Absolument. Ça se voit dans le dessin. Au départ, je me disais que cette longue randonnée serait facile à dessiner… Je veux dire, une personne sur un sentier, ça ne doit pas être très compliqué dans l’absolu. Mais la réalité est toujours beaucoup plus complexe et contrastée. Durant tous ces mois, j’ai dessiné tellement de voitures… j’en étais moi-même choqué. On ne peut tout simplement pas y échapper. Dans une partie de l’histoire, je me retrouve à 3.000 mètres d’altitude avec une autre randonneuse, on aperçoit la route, très loin en contrebas… On pouvait l’entendre très distinctement… Avant de la voir, nous pensions que c’était le bruit des éoliennes, mais non… C’était la route, les véhicules, les moteurs. Même dans des zones reculées, loin des villes, la route est là, quelque part. Elle ne vous quitte pas.
La marche est souvent une activité solitaire. C’était le cas pour vous, malgré la fréquentation et vos rencontres… C’est ce qui a motivé le style minimaliste de votre dessin ?

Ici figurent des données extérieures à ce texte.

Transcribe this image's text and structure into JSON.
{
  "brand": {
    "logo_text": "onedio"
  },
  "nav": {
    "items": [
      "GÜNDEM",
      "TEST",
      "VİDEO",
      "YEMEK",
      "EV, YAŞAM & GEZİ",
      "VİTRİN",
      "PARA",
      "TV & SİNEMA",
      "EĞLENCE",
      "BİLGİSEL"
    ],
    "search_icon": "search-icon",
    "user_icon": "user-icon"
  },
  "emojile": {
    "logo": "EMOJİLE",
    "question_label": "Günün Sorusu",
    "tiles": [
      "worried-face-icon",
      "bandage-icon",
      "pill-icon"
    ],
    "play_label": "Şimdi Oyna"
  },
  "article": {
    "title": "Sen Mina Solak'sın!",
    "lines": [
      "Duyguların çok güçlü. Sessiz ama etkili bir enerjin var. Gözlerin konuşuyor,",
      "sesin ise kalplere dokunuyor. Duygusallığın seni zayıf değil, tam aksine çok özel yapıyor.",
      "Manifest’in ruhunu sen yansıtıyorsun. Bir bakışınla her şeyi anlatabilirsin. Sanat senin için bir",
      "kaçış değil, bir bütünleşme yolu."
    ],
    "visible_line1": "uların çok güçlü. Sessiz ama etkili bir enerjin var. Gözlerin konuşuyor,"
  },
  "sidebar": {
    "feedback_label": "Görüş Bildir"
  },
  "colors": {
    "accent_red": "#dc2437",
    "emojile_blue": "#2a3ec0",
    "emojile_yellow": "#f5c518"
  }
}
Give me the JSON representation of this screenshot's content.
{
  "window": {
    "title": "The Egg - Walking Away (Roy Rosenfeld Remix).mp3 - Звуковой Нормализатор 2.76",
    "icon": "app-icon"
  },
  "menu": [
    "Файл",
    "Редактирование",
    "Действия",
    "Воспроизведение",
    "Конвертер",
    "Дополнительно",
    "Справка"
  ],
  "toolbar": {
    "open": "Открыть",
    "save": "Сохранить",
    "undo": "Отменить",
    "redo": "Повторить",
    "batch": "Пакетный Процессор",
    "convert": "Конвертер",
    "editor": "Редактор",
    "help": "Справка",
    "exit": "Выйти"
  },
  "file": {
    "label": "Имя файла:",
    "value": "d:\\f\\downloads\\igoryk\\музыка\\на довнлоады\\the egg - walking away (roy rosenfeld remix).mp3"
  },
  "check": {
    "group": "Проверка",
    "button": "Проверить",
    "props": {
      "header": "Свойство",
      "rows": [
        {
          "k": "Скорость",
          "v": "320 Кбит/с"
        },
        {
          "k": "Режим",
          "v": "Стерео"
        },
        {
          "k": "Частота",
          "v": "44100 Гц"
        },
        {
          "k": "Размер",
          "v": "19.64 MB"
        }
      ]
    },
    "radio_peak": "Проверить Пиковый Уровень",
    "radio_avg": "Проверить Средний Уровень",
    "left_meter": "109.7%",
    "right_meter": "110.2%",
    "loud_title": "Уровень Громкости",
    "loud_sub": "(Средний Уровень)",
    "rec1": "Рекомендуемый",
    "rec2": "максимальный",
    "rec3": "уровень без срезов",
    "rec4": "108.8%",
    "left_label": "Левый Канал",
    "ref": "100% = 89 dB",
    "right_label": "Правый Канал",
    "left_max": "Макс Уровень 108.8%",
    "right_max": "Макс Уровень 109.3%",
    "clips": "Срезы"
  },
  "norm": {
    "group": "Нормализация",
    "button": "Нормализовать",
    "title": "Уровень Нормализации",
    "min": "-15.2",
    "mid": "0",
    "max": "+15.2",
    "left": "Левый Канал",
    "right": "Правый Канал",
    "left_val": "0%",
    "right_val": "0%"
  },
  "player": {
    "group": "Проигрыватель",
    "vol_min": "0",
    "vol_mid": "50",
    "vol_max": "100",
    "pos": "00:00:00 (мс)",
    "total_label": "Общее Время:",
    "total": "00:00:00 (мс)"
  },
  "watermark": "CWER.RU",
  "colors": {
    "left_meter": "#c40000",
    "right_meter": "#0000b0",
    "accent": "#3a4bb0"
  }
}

C’était beaucoup plus difficile à écrire et dessiner que je ne l’imaginais. Ça m’a pris 18 mois, ce qui est très long pour moi. C’est compliqué de trouver l’équilibre entre la prose, le descriptif, les dessins, de maintenir l’intérêt, le rythme. Il y a tellement de planches où c’est juste moi en train de marcher dans le silence. Du coup, le contexte et la continuité de l’histoire sont devenus des aspects hyper intéressants à travailler. Le projet a été passionnant entre autres pour ça. Être seul durant si longtemps, avoir un tas de trucs qui m’arrivent… Chaque jour il y avait 20 évènements à raconter, expliquer. Mais au final, sur les 2000 dessins environs que compte le livre, la moitié c’est moi qui marche seul. C’est un vrai défi parce que je me suis tenu à 6 carrés par planche. Il faut trouver le rythme qui rende le récit consistant. Or, marcher, c’est trouver un rythme, un battement. J’ai juste essayé d’appliquer ça à la structure du dessin et du récit. J’ai essayé différents chapitrages, et au bout d’un moment, intuitivement, j’ai trouvé celui qui respectait ce rythme.
Au bout du trail, vous êtes tellement épuisé et à bout que vous célébrez très peu votre arrivée. Comme si l’essentiel n’était plus là… déjà ailleurs.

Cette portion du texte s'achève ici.